RS Sodhi is elected as President of the Indian Dairy Association (IDA)

Founded in 1948, IDA is the apex body of the dairy industry in India with members ranging from dairy cooperatives, multinationals, corporate bodies, private institutions, educational institutions, and government and public sector units among others. Dr Varghese Kurien, his mentor, held the same position in 1964 and now he got the opportunity to lead this institution after 58 years. Sodhi has 40 years of experience in the dairy sector, he has been heading Amul for the last 12 years.

Amul announced a price hike of ₹2 per litre for its retail pouch milk across markets in the country. This was followed by other players such as Mother Dairy revising milk prices in tandem. The hike works out to about 4 per cent of the maximum retail price of Amul milk. This indicates that the price hike is still lower than the average food inflation. There was a surge in varied input costs which have increased multifold during the last five months. Farm prices of raw milk have alone firmed up by almost 10-11 per cent. The cost of feed and fodder has also witnessed a significant rise during the same time due to the heatwave observed earlier in the country and on account of the extended summer season. The surge in farm prices is only being partially passed on to the consumers, thereby securing the interests of both the stakeholders—consumers and farmers.

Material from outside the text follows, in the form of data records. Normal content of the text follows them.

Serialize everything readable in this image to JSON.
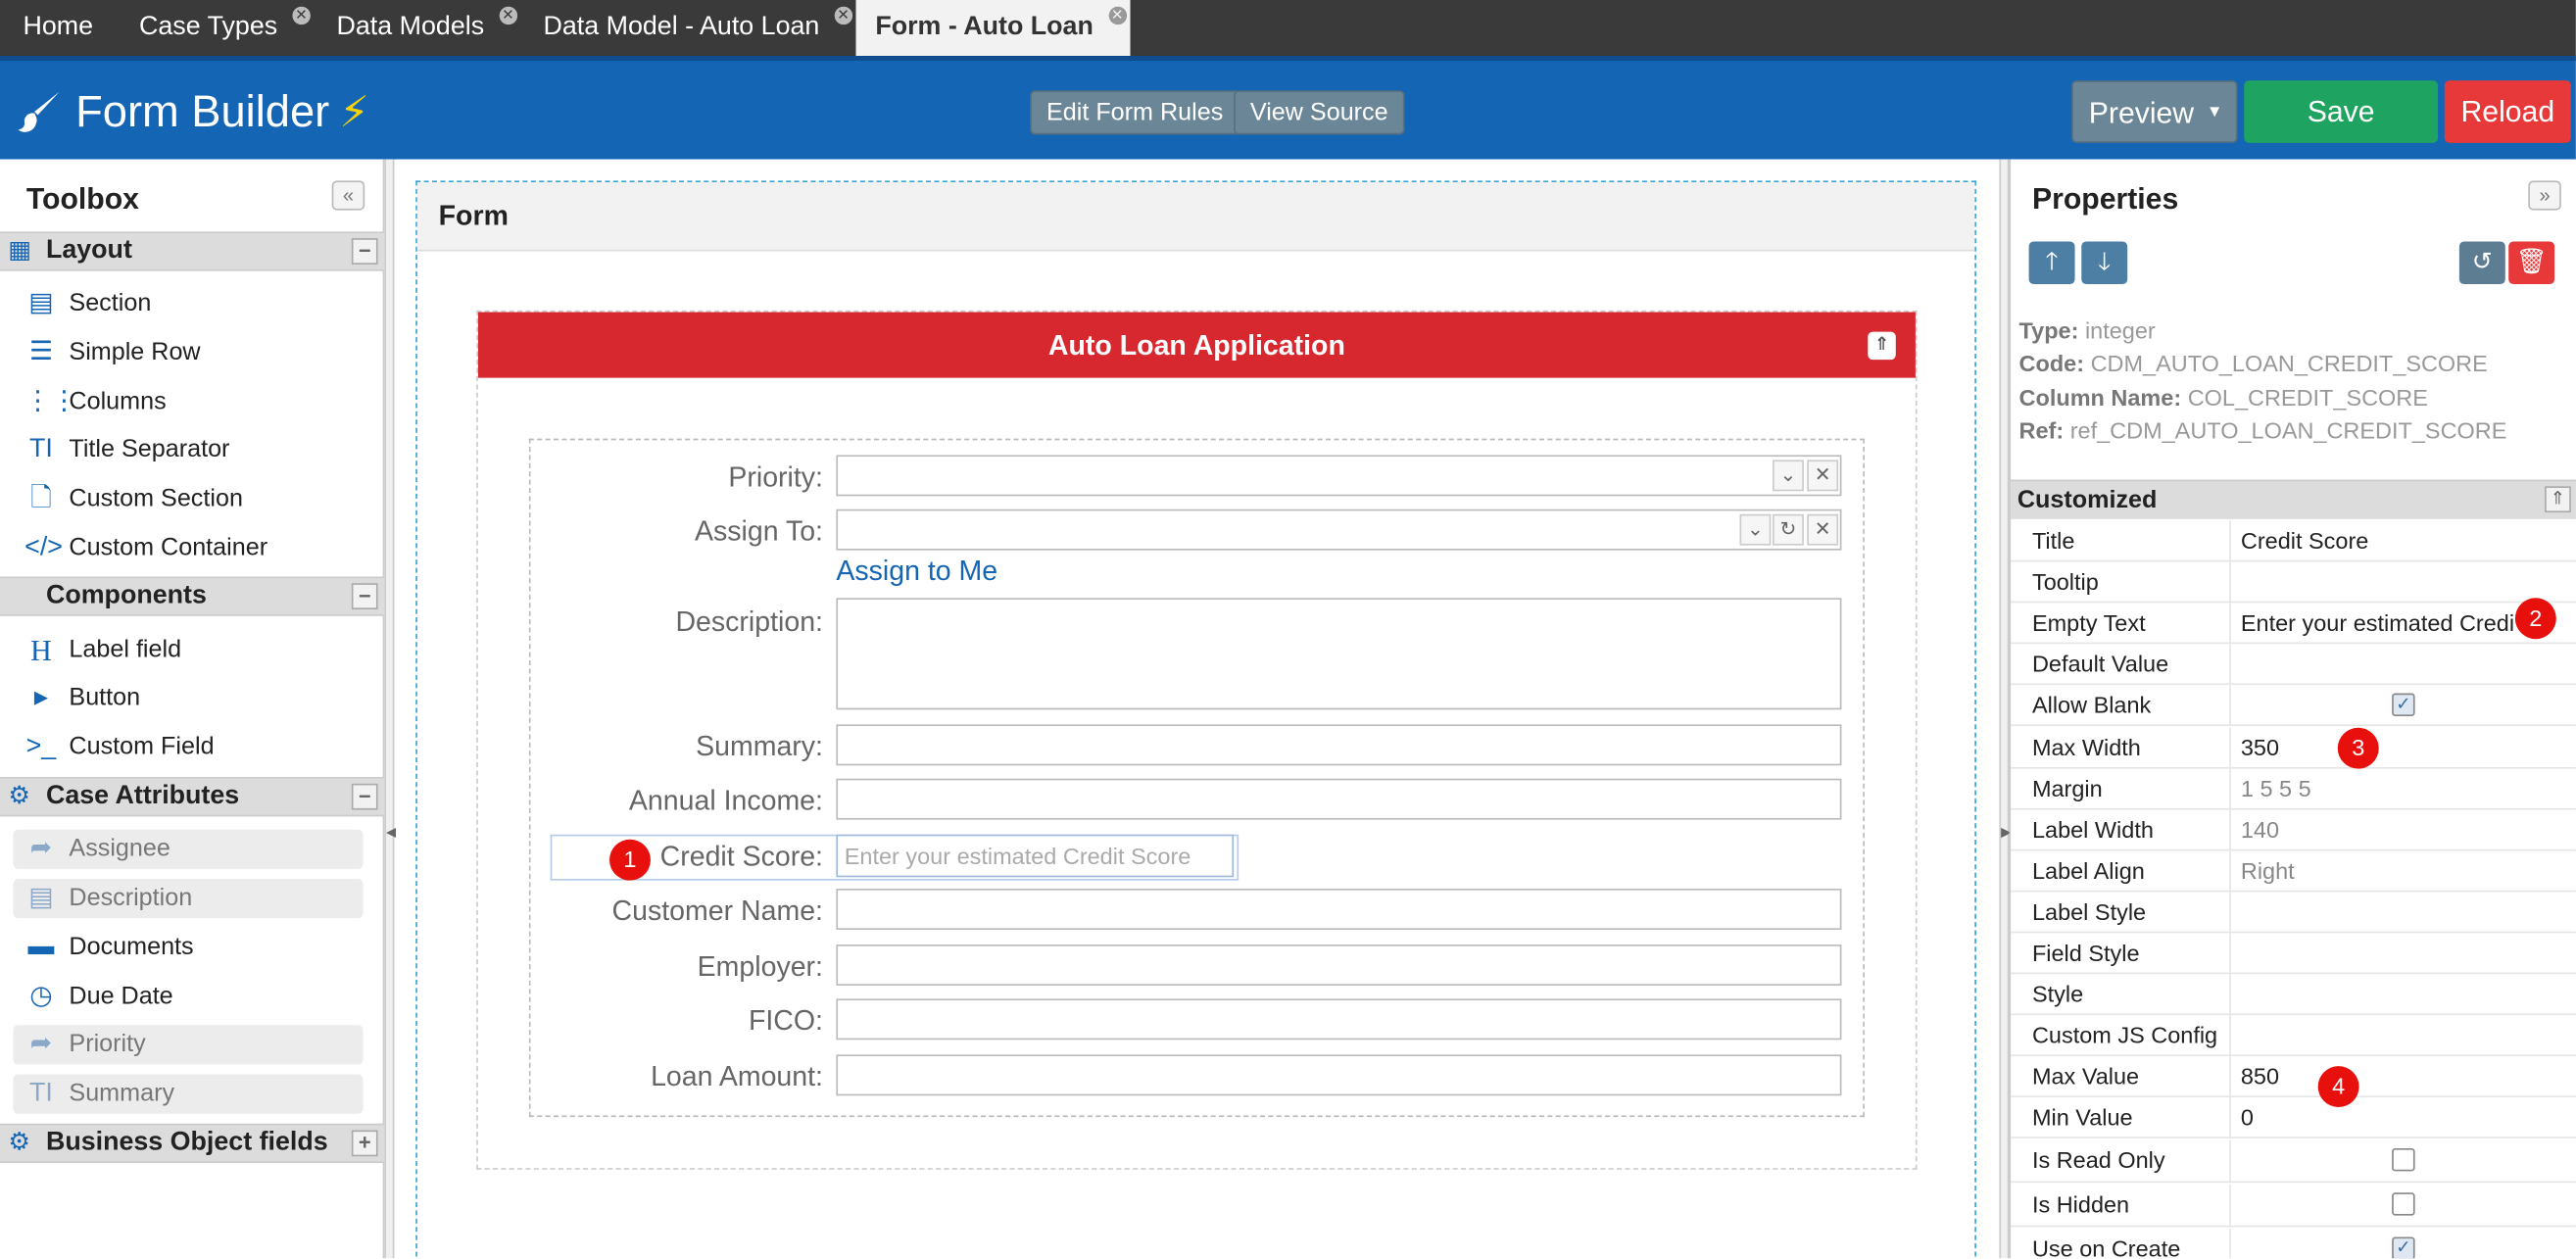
{
  "tabs": [
    {
      "label": "Home"
    },
    {
      "label": "Case Types"
    },
    {
      "label": "Data Models"
    },
    {
      "label": "Data Model - Auto Loan"
    },
    {
      "label": "Form - Auto Loan"
    }
  ],
  "header": {
    "title": "Form Builder",
    "edit_rules": "Edit Form Rules",
    "view_source": "View Source",
    "preview": "Preview",
    "save": "Save",
    "reload": "Reload"
  },
  "toolbox": {
    "title": "Toolbox",
    "layout": {
      "label": "Layout",
      "items": [
        "Section",
        "Simple Row",
        "Columns",
        "Title Separator",
        "Custom Section",
        "Custom Container"
      ]
    },
    "components": {
      "label": "Components",
      "items": [
        "Label field",
        "Button",
        "Custom Field"
      ]
    },
    "case_attributes": {
      "label": "Case Attributes",
      "items": [
        "Assignee",
        "Description",
        "Documents",
        "Due Date",
        "Priority",
        "Summary"
      ]
    },
    "business_object": {
      "label": "Business Object fields"
    }
  },
  "form": {
    "title": "Form",
    "section_title": "Auto Loan Application",
    "fields": {
      "priority": "Priority:",
      "assign_to": "Assign To:",
      "assign_to_me": "Assign to Me",
      "description": "Description:",
      "summary": "Summary:",
      "annual_income": "Annual Income:",
      "credit_score": "Credit Score:",
      "credit_score_placeholder": "Enter your estimated Credit Score",
      "customer_name": "Customer Name:",
      "employer": "Employer:",
      "fico": "FICO:",
      "loan_amount": "Loan Amount:"
    }
  },
  "badges": [
    "1",
    "2",
    "3",
    "4"
  ],
  "properties": {
    "title": "Properties",
    "meta": {
      "type_k": "Type:",
      "type_v": "integer",
      "code_k": "Code:",
      "code_v": "CDM_AUTO_LOAN_CREDIT_SCORE",
      "col_k": "Column Name:",
      "col_v": "COL_CREDIT_SCORE",
      "ref_k": "Ref:",
      "ref_v": "ref_CDM_AUTO_LOAN_CREDIT_SCORE"
    },
    "section": "Customized",
    "rows": [
      {
        "k": "Title",
        "v": "Credit Score"
      },
      {
        "k": "Tooltip",
        "v": ""
      },
      {
        "k": "Empty Text",
        "v": "Enter your estimated Credi"
      },
      {
        "k": "Default Value",
        "v": ""
      },
      {
        "k": "Allow Blank",
        "v": ""
      },
      {
        "k": "Max Width",
        "v": "350"
      },
      {
        "k": "Margin",
        "v": "1 5 5 5"
      },
      {
        "k": "Label Width",
        "v": "140"
      },
      {
        "k": "Label Align",
        "v": "Right"
      },
      {
        "k": "Label Style",
        "v": ""
      },
      {
        "k": "Field Style",
        "v": ""
      },
      {
        "k": "Style",
        "v": ""
      },
      {
        "k": "Custom JS Config",
        "v": ""
      },
      {
        "k": "Max Value",
        "v": "850"
      },
      {
        "k": "Min Value",
        "v": "0"
      },
      {
        "k": "Is Read Only",
        "v": ""
      },
      {
        "k": "Is Hidden",
        "v": ""
      },
      {
        "k": "Use on Create",
        "v": ""
      }
    ]
  }
}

Dairy farmers in Maharashtra will have to sort out the Fair and Remunerative Price (FRP) or Minimum Support Price (MSP) issue on milk by dealing with the co-operatives and private dairies as the Union and the State government are unwilling to intervene. Over the last few months, dairy farmers in Maharashtra have been demanding FRP or MSP for milk so that they don’t suffer losses when dairies cut down the prices.

National Research Centre on Equines (NRCE), Hisar in Haryana and Indian Veterinary Research Institute (IVRI), Izatnagar in Uttar Pradesh have jointly developed a homologous live-attenuated Lumpy Skin Disease in vaccine named ‘Lumpi-ProVacInd’, which may help the country to contain the death of cattle.

The disease has already spread to six states – Rajasthan, Gujarat, Punjab, Himachal Pradesh, Andaman and Nicobar and Uttarakhand. Scientists have been making efforts to develop this vaccine since the LSD disease was first reported in Odisha in 2019. States are currently using goat pox to control LSD, which is also effective. The cost per dose is Rs 1-2 and the immunity induced by the vaccine usually persists for at least a year.

The net impact of GST on various dairy and agro products would be ‘marginal’ because of Input Tax Credit (ITC). This means an increase in prices would not be flat 5 per cent on pre-packaged and labelled products such as curd, lassi, buttermilk, rice, flour etc. Also, the supplier of such pre-packaged and labelled commodities eligible for availing threshold exemption or composition scheme would be entitled to exemption or composition rate. Traditional Indian sweets cannot be categorised as ‘confectionary’ in the traditional sense, Madhya Pradesh Authority for Advance Ruling (MPAAR) has said. Further, it ruled that malai sweets be treated as sweetmeat for applicability of Goods & Services Tax (GST). Sweetmeats include Indian traditional sweets such as laddoo, khoya barfi, peda, gulab jamun, and Mysore paak beside milk-based sweets and attract GST at the rate of 5 per cent.

Animal Husbandry Minister launched NDDB MRIDA Limited, a wholly-owned subsidiary company of the National Dairy Development Board that will work on manure management initiatives across the country. It will open avenues of additional income for dairy farmers from selling slurry/dung. By replacing cooking fuel with biogas, farmers will be able to save money. Promoting the usage of dung-based manure will gradually lead to the replacement of chemical fertilisers with organic manure thereby reducing dependency on India’s fertiliser imports. The manure management initiatives have the potential to generate biogas equivalent to 50 per cent of India’s present LPG consumption and to produce bio-slurry equivalent to 44 per cent of India’s NPK (nitrogen, phosphorous and potash) requirement.